Insegnamenti di fraternità e di pace, di moderazione e armonia, di carità e di speranza.
Col risultato che la parola di Dio, comunque Lo si chiami, è uguale in tutte le religioni del mondo: un denominatore comune di amore, di speranza e di liberazione dal dolore della vita sulla terra.
C'è chi ha vissuto queste verità nella propria anima, come i mistici o i grandi iniziati, che hanno scritto confessioni e testimonianze, c'è invece chi ci è arrivato col cervello e l'intelletto: i grandi studiosi delle religioni, i grandi saggisti o i grandi teologi.

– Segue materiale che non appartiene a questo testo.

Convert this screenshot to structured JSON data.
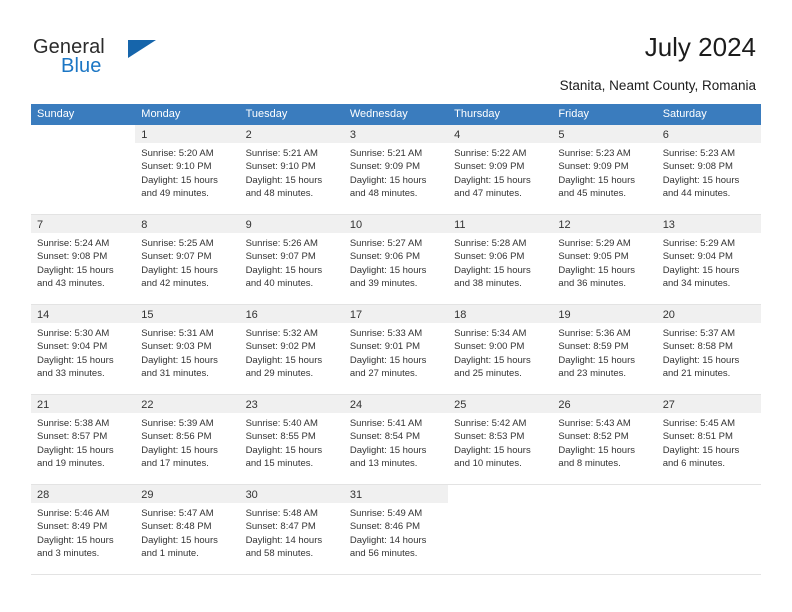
{
  "logo": {
    "word1": "General",
    "word2": "Blue",
    "triangle_color": "#1665ab",
    "blue_color": "#1b76c4"
  },
  "header": {
    "title": "July 2024",
    "location": "Stanita, Neamt County, Romania"
  },
  "calendar": {
    "header_bg": "#3a7cbe",
    "daynum_bg": "#f0f0f0",
    "weekdays": [
      "Sunday",
      "Monday",
      "Tuesday",
      "Wednesday",
      "Thursday",
      "Friday",
      "Saturday"
    ],
    "weeks": [
      [
        {
          "day": "",
          "lines": []
        },
        {
          "day": "1",
          "lines": [
            "Sunrise: 5:20 AM",
            "Sunset: 9:10 PM",
            "Daylight: 15 hours",
            "and 49 minutes."
          ]
        },
        {
          "day": "2",
          "lines": [
            "Sunrise: 5:21 AM",
            "Sunset: 9:10 PM",
            "Daylight: 15 hours",
            "and 48 minutes."
          ]
        },
        {
          "day": "3",
          "lines": [
            "Sunrise: 5:21 AM",
            "Sunset: 9:09 PM",
            "Daylight: 15 hours",
            "and 48 minutes."
          ]
        },
        {
          "day": "4",
          "lines": [
            "Sunrise: 5:22 AM",
            "Sunset: 9:09 PM",
            "Daylight: 15 hours",
            "and 47 minutes."
          ]
        },
        {
          "day": "5",
          "lines": [
            "Sunrise: 5:23 AM",
            "Sunset: 9:09 PM",
            "Daylight: 15 hours",
            "and 45 minutes."
          ]
        },
        {
          "day": "6",
          "lines": [
            "Sunrise: 5:23 AM",
            "Sunset: 9:08 PM",
            "Daylight: 15 hours",
            "and 44 minutes."
          ]
        }
      ],
      [
        {
          "day": "7",
          "lines": [
            "Sunrise: 5:24 AM",
            "Sunset: 9:08 PM",
            "Daylight: 15 hours",
            "and 43 minutes."
          ]
        },
        {
          "day": "8",
          "lines": [
            "Sunrise: 5:25 AM",
            "Sunset: 9:07 PM",
            "Daylight: 15 hours",
            "and 42 minutes."
          ]
        },
        {
          "day": "9",
          "lines": [
            "Sunrise: 5:26 AM",
            "Sunset: 9:07 PM",
            "Daylight: 15 hours",
            "and 40 minutes."
          ]
        },
        {
          "day": "10",
          "lines": [
            "Sunrise: 5:27 AM",
            "Sunset: 9:06 PM",
            "Daylight: 15 hours",
            "and 39 minutes."
          ]
        },
        {
          "day": "11",
          "lines": [
            "Sunrise: 5:28 AM",
            "Sunset: 9:06 PM",
            "Daylight: 15 hours",
            "and 38 minutes."
          ]
        },
        {
          "day": "12",
          "lines": [
            "Sunrise: 5:29 AM",
            "Sunset: 9:05 PM",
            "Daylight: 15 hours",
            "and 36 minutes."
          ]
        },
        {
          "day": "13",
          "lines": [
            "Sunrise: 5:29 AM",
            "Sunset: 9:04 PM",
            "Daylight: 15 hours",
            "and 34 minutes."
          ]
        }
      ],
      [
        {
          "day": "14",
          "lines": [
            "Sunrise: 5:30 AM",
            "Sunset: 9:04 PM",
            "Daylight: 15 hours",
            "and 33 minutes."
          ]
        },
        {
          "day": "15",
          "lines": [
            "Sunrise: 5:31 AM",
            "Sunset: 9:03 PM",
            "Daylight: 15 hours",
            "and 31 minutes."
          ]
        },
        {
          "day": "16",
          "lines": [
            "Sunrise: 5:32 AM",
            "Sunset: 9:02 PM",
            "Daylight: 15 hours",
            "and 29 minutes."
          ]
        },
        {
          "day": "17",
          "lines": [
            "Sunrise: 5:33 AM",
            "Sunset: 9:01 PM",
            "Daylight: 15 hours",
            "and 27 minutes."
          ]
        },
        {
          "day": "18",
          "lines": [
            "Sunrise: 5:34 AM",
            "Sunset: 9:00 PM",
            "Daylight: 15 hours",
            "and 25 minutes."
          ]
        },
        {
          "day": "19",
          "lines": [
            "Sunrise: 5:36 AM",
            "Sunset: 8:59 PM",
            "Daylight: 15 hours",
            "and 23 minutes."
          ]
        },
        {
          "day": "20",
          "lines": [
            "Sunrise: 5:37 AM",
            "Sunset: 8:58 PM",
            "Daylight: 15 hours",
            "and 21 minutes."
          ]
        }
      ],
      [
        {
          "day": "21",
          "lines": [
            "Sunrise: 5:38 AM",
            "Sunset: 8:57 PM",
            "Daylight: 15 hours",
            "and 19 minutes."
          ]
        },
        {
          "day": "22",
          "lines": [
            "Sunrise: 5:39 AM",
            "Sunset: 8:56 PM",
            "Daylight: 15 hours",
            "and 17 minutes."
          ]
        },
        {
          "day": "23",
          "lines": [
            "Sunrise: 5:40 AM",
            "Sunset: 8:55 PM",
            "Daylight: 15 hours",
            "and 15 minutes."
          ]
        },
        {
          "day": "24",
          "lines": [
            "Sunrise: 5:41 AM",
            "Sunset: 8:54 PM",
            "Daylight: 15 hours",
            "and 13 minutes."
          ]
        },
        {
          "day": "25",
          "lines": [
            "Sunrise: 5:42 AM",
            "Sunset: 8:53 PM",
            "Daylight: 15 hours",
            "and 10 minutes."
          ]
        },
        {
          "day": "26",
          "lines": [
            "Sunrise: 5:43 AM",
            "Sunset: 8:52 PM",
            "Daylight: 15 hours",
            "and 8 minutes."
          ]
        },
        {
          "day": "27",
          "lines": [
            "Sunrise: 5:45 AM",
            "Sunset: 8:51 PM",
            "Daylight: 15 hours",
            "and 6 minutes."
          ]
        }
      ],
      [
        {
          "day": "28",
          "lines": [
            "Sunrise: 5:46 AM",
            "Sunset: 8:49 PM",
            "Daylight: 15 hours",
            "and 3 minutes."
          ]
        },
        {
          "day": "29",
          "lines": [
            "Sunrise: 5:47 AM",
            "Sunset: 8:48 PM",
            "Daylight: 15 hours",
            "and 1 minute."
          ]
        },
        {
          "day": "30",
          "lines": [
            "Sunrise: 5:48 AM",
            "Sunset: 8:47 PM",
            "Daylight: 14 hours",
            "and 58 minutes."
          ]
        },
        {
          "day": "31",
          "lines": [
            "Sunrise: 5:49 AM",
            "Sunset: 8:46 PM",
            "Daylight: 14 hours",
            "and 56 minutes."
          ]
        },
        {
          "day": "",
          "lines": []
        },
        {
          "day": "",
          "lines": []
        },
        {
          "day": "",
          "lines": []
        }
      ]
    ]
  }
}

Ci sono i romanzieri che le hanno messe in prosa e i poeti che le hanno rese in versi, oppure i giornalisti che ne hanno fatto inchieste.
Ovunque la letteratura religiosa si è sforzata di far comprendere all'uomo l'incomprensibile, l'incomunicabile, perché una verità di fede può essere vissuta ma è difficilissima da comunicare.
Ma nei loro sforzi speculativi, tutti questi uomini sembrano aver detto ai loro simili la stessa cosa: elevate, sublimate la vostra anima a livelli che il comun sentire nemmeno sospetta, perché un'anima senza Spirito è come un fiore senz'acqua, destinato a seccare e morire nell'indifferenza generale della vita terrena.
Perché precipua specificità dell'uomo è la coscienza e senza di essa è inutile il nostro passaggio su questa terra, vuota di senso la nostra testimonianza.
Ma la coscienza esiste perché venga elevata, sublimata alle Verità più sacre, che poi sono quelle più importanti.
Per questo esiste la letteratura religiosa, per questo esiste Sublimar.